Question

We have an issue in our Rebus/RabbitMQ setup where Rebus suddenly stops retrieving/handling messages from RabbitMQ. This has happened two times in the last month and we're not really sure how to proceed.

Our RabbitMQ setup has two nodes on different servers, and the Rebus side is a windows service.

We see no errors in Rebus or in the eventlog on the server where Rebus runs. We also do not see errors on the RabbitMQ servers.

Rebus (and the windows service) keeps running as we do see other log messages, like the DueTimeOutSchedular and timeoutreplies. However it seems the worker thread stops running, but without any errors being logged.

It results in a RabbitMQ input queue that keeps growing :(, we're adding logging to monitor this so we get notified if it happens again.

But I'm looking for advise on how to continue the "investigation" and ideas on how to prevent this. Maybe some of you have experienced this before?

UPDATE It seems that we actually did have a node crashing, at least the last time it happened. The master RabbitMQ node crashed (the server crashed) and the slave was promoted to master. As far as I can see from the RabbitMQ logs on the nodes everything went according to planned. There are no other errors in the RabbitMQ logs.

At the time this happened Rebus was configured to connect only to the node that was the slave (then promoted to master) so Rebus did not experience the rabbitmq failure and thus no Rebus connection errors. However, it seems that Rebus stopped handling messages when the failure occurred.

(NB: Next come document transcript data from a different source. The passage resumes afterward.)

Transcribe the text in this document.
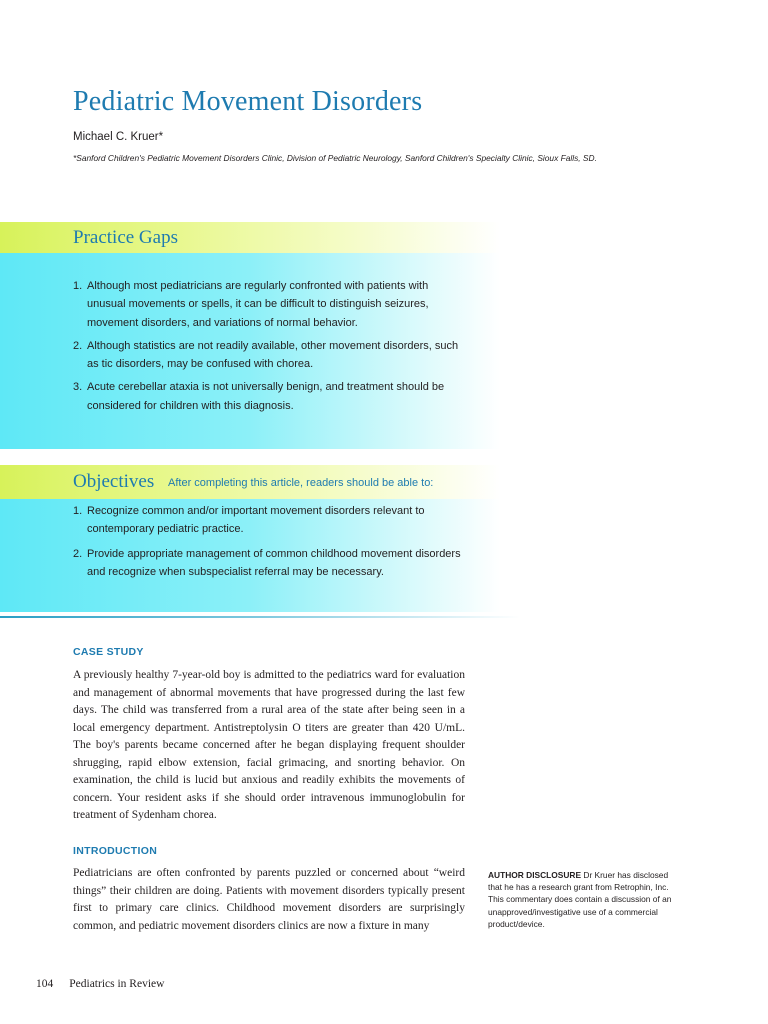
Pediatric Movement Disorders
Michael C. Kruer*
*Sanford Children's Pediatric Movement Disorders Clinic, Division of Pediatric Neurology, Sanford Children's Specialty Clinic, Sioux Falls, SD.
Practice Gaps
1. Although most pediatricians are regularly confronted with patients with unusual movements or spells, it can be difficult to distinguish seizures, movement disorders, and variations of normal behavior.
2. Although statistics are not readily available, other movement disorders, such as tic disorders, may be confused with chorea.
3. Acute cerebellar ataxia is not universally benign, and treatment should be considered for children with this diagnosis.
Objectives After completing this article, readers should be able to:
1. Recognize common and/or important movement disorders relevant to contemporary pediatric practice.
2. Provide appropriate management of common childhood movement disorders and recognize when subspecialist referral may be necessary.
CASE STUDY

A previously healthy 7-year-old boy is admitted to the pediatrics ward for evaluation and management of abnormal movements that have progressed during the last few days. The child was transferred from a rural area of the state after being seen in a local emergency department. Antistreptolysin O titers are greater than 420 U/mL. The boy's parents became concerned after he began displaying frequent shoulder shrugging, rapid elbow extension, facial grimacing, and snorting behavior. On examination, the child is lucid but anxious and readily exhibits the movements of concern. Your resident asks if she should order intravenous immunoglobulin for treatment of Sydenham chorea.

INTRODUCTION

Pediatricians are often confronted by parents puzzled or concerned about “weird things” their children are doing. Patients with movement disorders typically present first to primary care clinics. Childhood movement disorders are surprisingly common, and pediatric movement disorders clinics are now a fixture in many

AUTHOR DISCLOSURE Dr Kruer has disclosed that he has a research grant from Retrophin, Inc. This commentary does contain a discussion of an unapproved/investigative use of a commercial product/device.

104 Pediatrics in Review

We are actually experiencing this on a few queues it seems, and some of them, but not all seems to have ended up in an unsynchronized state.

UPDATE 2 I was able to reproduce the problem quite easily, so it might be a configuration issue in our setup. But this is what we do to reproduce it

  1. Start two nodes in a cluster, ex. rabbit1 (master) and rabbit2 (slave)
  2. Rebus connects to rabbit2, the slave
  3. Close rabbit1, the master. rabbit2 is promoted to master

The queues are mirrored

We have two small tests apps to reproduce this, a "sender" that sends a message every second and a "consumer" that handles the messages.

When rabbit1 is closed, the "consumer" stops handling messages, but the "sender" keeps sending the messages and the queue keeps growing.

  1. Start rabbit1 again, it joins as slave

This has no effect and the "consumer" still does not handle messages.

  1. Restart the "consumer" app

When the "consumer" is restarted it retrieves all the messages and handles them.

I think I have followed the setup guides correctly, but it might be a configuration issue on our part. I can't seem to find anything that would suggest what we have done wrong.

Rebus is still connected to RabbitMQ, we see that in the connections tab on the management site, the "consumers" send/recieved B/s drop to about 2 B/s when it stops handling messages

UPDATE 3 Ok so I downloaded the Rebus source and attached to our process so I could see what happens in the "RabbitMqMessageQueue" class when it stops. When "rabbit1* is closed the "BasicDeliverEventArgs" is null, this is the code

BasicDeliverEventArgs ea;
if (!threadBoundSubscription.Next((int)BackoffTime.TotalMilliseconds, out ea))
{
    return null;
}

// wtf??
if (ea == null)
{
    return null;
}

See: https://github.com/rebus-org/Rebus/blob/master/src/Rebus.RabbitMQ/RabbitMqMessageQueue.cs#L178

I like the "wtf ??" comment :)

Was it helpful?

Solution

That sounds very weird!

Whenever Rebus' RabbitMQ transport experiences an error on the connection, it will throw out the connection, wait a few seconds, and ensure that the connection is re-established again when it can.

You can see the relevant place in the source here: https://github.com/rebus-org/Rebus/blob/master/src/Rebus.RabbitMQ/RabbitMqMessageQueue.cs#L205

So I guess the question is whether the RabbitMQ client library can somehow enter a faulted state, silently, without throwing an exception when Rebus attemps to get the next message...?

When you experienced the error, did you check out the 'connections' tab in RabbitMQ management UI and see if the client was still connected?

Update:

Thanks for you thorough investigation :)

The "wtf??" is in there because I once experienced a hiccup when ea had apparently been null, which was unexpected at the time, thus causing a NullReferenceException later on and the vomiting of exceptions all over my logs.

According to the docs, Next will return true and set the result to null when it reaches "end-of-stream", which is apparently what happens when the underlying model is closed.

The correct behavior in that case for Rebus would be to throw a proper exception and let the connection be re-established - I'll implement that right away!

Sit tight, I'll have a fix ready for you in a few minutes!